1988 United States heat wave

1988 United States heat wave

Total costsN/A
Deaths 10000


The 1988–1989 North American drought ranks among the worst episodes of drought in the United States. This multi-year drought began in most areas in 1988 and continued into 1989 and 1990 (in certain areas). The drought caused $60 billion in damage ($131 billion 2021 USD) in United States dollars, adjusting for inflation). The drought occasioned some of the worst blowing-dust events since 1977 or the 1930s in many locations in the Midwestern United States, including a protracted dust storm, which closed schools in South Dakota in late February 1988. During the spring, several weather stations set records for the lowest monthly total precipitation and the longest interval between measurable precipitation, for example, 55 days in a row without precipitation in Milwaukee. During the summer, two record-setting heatwaves developed, similar to those of 1934 and 1936. The concurrent heat waves killed 4,800 to 17,000 people in the United States.
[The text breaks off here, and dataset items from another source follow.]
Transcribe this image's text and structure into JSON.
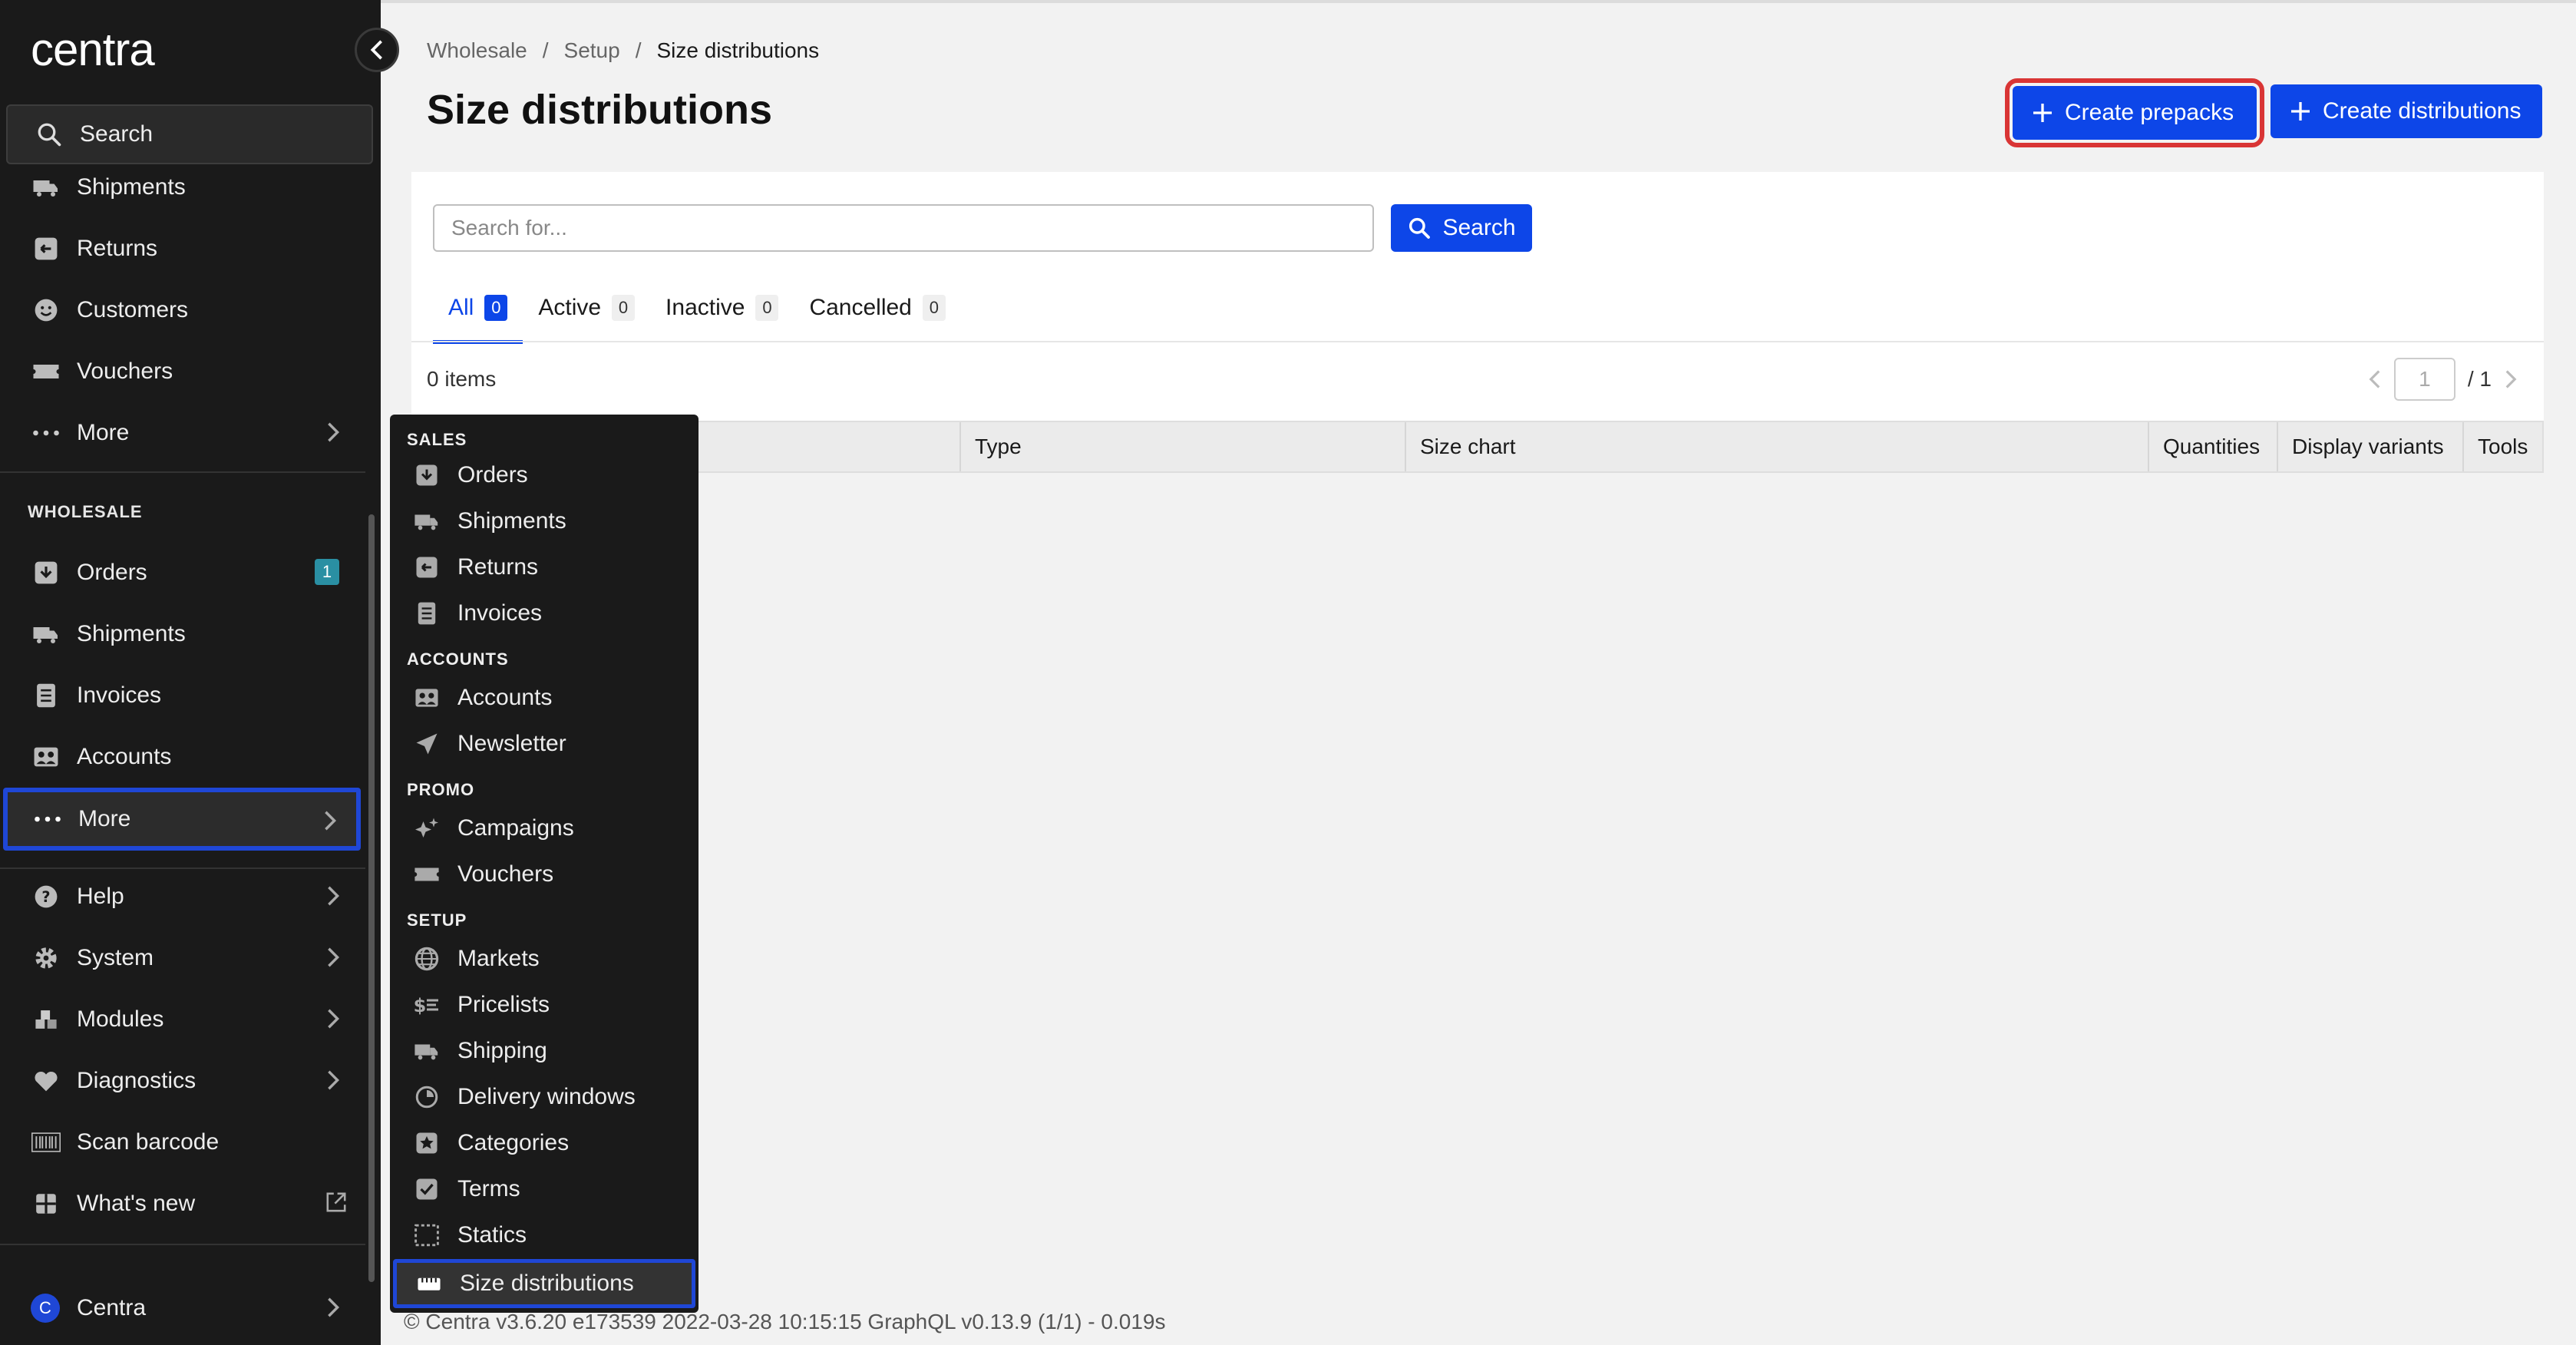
{
  "sidebar": {
    "logo": "centra",
    "search_label": "Search",
    "top_items": [
      {
        "label": "Shipments",
        "icon": "truck-icon"
      },
      {
        "label": "Returns",
        "icon": "return-icon"
      },
      {
        "label": "Customers",
        "icon": "smiley-icon"
      },
      {
        "label": "Vouchers",
        "icon": "ticket-icon"
      },
      {
        "label": "More",
        "icon": "dots-icon"
      }
    ],
    "wholesale_heading": "WHOLESALE",
    "wholesale_items": [
      {
        "label": "Orders",
        "icon": "download-box-icon",
        "badge": "1"
      },
      {
        "label": "Shipments",
        "icon": "truck-icon"
      },
      {
        "label": "Invoices",
        "icon": "document-icon"
      },
      {
        "label": "Accounts",
        "icon": "contacts-icon"
      },
      {
        "label": "More",
        "icon": "dots-icon"
      }
    ],
    "bottom_items": [
      {
        "label": "Help",
        "icon": "help-icon"
      },
      {
        "label": "System",
        "icon": "gear-icon"
      },
      {
        "label": "Modules",
        "icon": "cubes-icon"
      },
      {
        "label": "Diagnostics",
        "icon": "heart-icon"
      },
      {
        "label": "Scan barcode",
        "icon": "barcode-icon"
      },
      {
        "label": "What's new",
        "icon": "gift-icon"
      }
    ],
    "user": {
      "initial": "C",
      "label": "Centra"
    }
  },
  "header": {
    "breadcrumb": [
      "Wholesale",
      "Setup",
      "Size distributions"
    ],
    "breadcrumb_sep": "/",
    "title": "Size distributions",
    "create_prepacks": "Create prepacks",
    "create_distributions": "Create distributions"
  },
  "search": {
    "placeholder": "Search for...",
    "button": "Search"
  },
  "tabs": [
    {
      "label": "All",
      "count": "0"
    },
    {
      "label": "Active",
      "count": "0"
    },
    {
      "label": "Inactive",
      "count": "0"
    },
    {
      "label": "Cancelled",
      "count": "0"
    }
  ],
  "list": {
    "items_count": "0 items",
    "page": "1",
    "page_total": "/ 1"
  },
  "table": {
    "columns": [
      "Type",
      "Size chart",
      "Quantities",
      "Display variants",
      "Tools"
    ]
  },
  "flyout": {
    "sections": [
      {
        "heading": "SALES",
        "items": [
          {
            "label": "Orders",
            "icon": "download-box-icon"
          },
          {
            "label": "Shipments",
            "icon": "truck-icon"
          },
          {
            "label": "Returns",
            "icon": "return-icon"
          },
          {
            "label": "Invoices",
            "icon": "document-icon"
          }
        ]
      },
      {
        "heading": "ACCOUNTS",
        "items": [
          {
            "label": "Accounts",
            "icon": "contacts-icon"
          },
          {
            "label": "Newsletter",
            "icon": "paper-plane-icon"
          }
        ]
      },
      {
        "heading": "PROMO",
        "items": [
          {
            "label": "Campaigns",
            "icon": "sparkle-icon"
          },
          {
            "label": "Vouchers",
            "icon": "ticket-icon"
          }
        ]
      },
      {
        "heading": "SETUP",
        "items": [
          {
            "label": "Markets",
            "icon": "globe-icon"
          },
          {
            "label": "Pricelists",
            "icon": "pricelist-icon"
          },
          {
            "label": "Shipping",
            "icon": "shipping-icon"
          },
          {
            "label": "Delivery windows",
            "icon": "clock-icon"
          },
          {
            "label": "Categories",
            "icon": "star-box-icon"
          },
          {
            "label": "Terms",
            "icon": "checkbox-icon"
          },
          {
            "label": "Statics",
            "icon": "dashed-box-icon"
          },
          {
            "label": "Size distributions",
            "icon": "ruler-icon"
          }
        ]
      }
    ]
  },
  "footer": "© Centra v3.6.20 e173539 2022-03-28 10:15:15 GraphQL v0.13.9 (1/1) - 0.019s",
  "colors": {
    "accent": "#0d46e8",
    "highlight": "#d93535",
    "sidebar_bg": "#1a1a1a",
    "badge": "#2a8fa3"
  }
}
During the summer of 1988, the drought led to many wildfires in forested western North America, including the Yellowstone fires of 1988. At its peak, the drought covered 45% of the United States. While covering less area than the Dust Bowl, which covered 70% of the United States, the drought of 1988 ranks as not only the costliest drought in United States history but also one of the costliest natural disasters in United States history. In Canada, drought-related losses added to $1.8 billion (1988 Canadian dollars).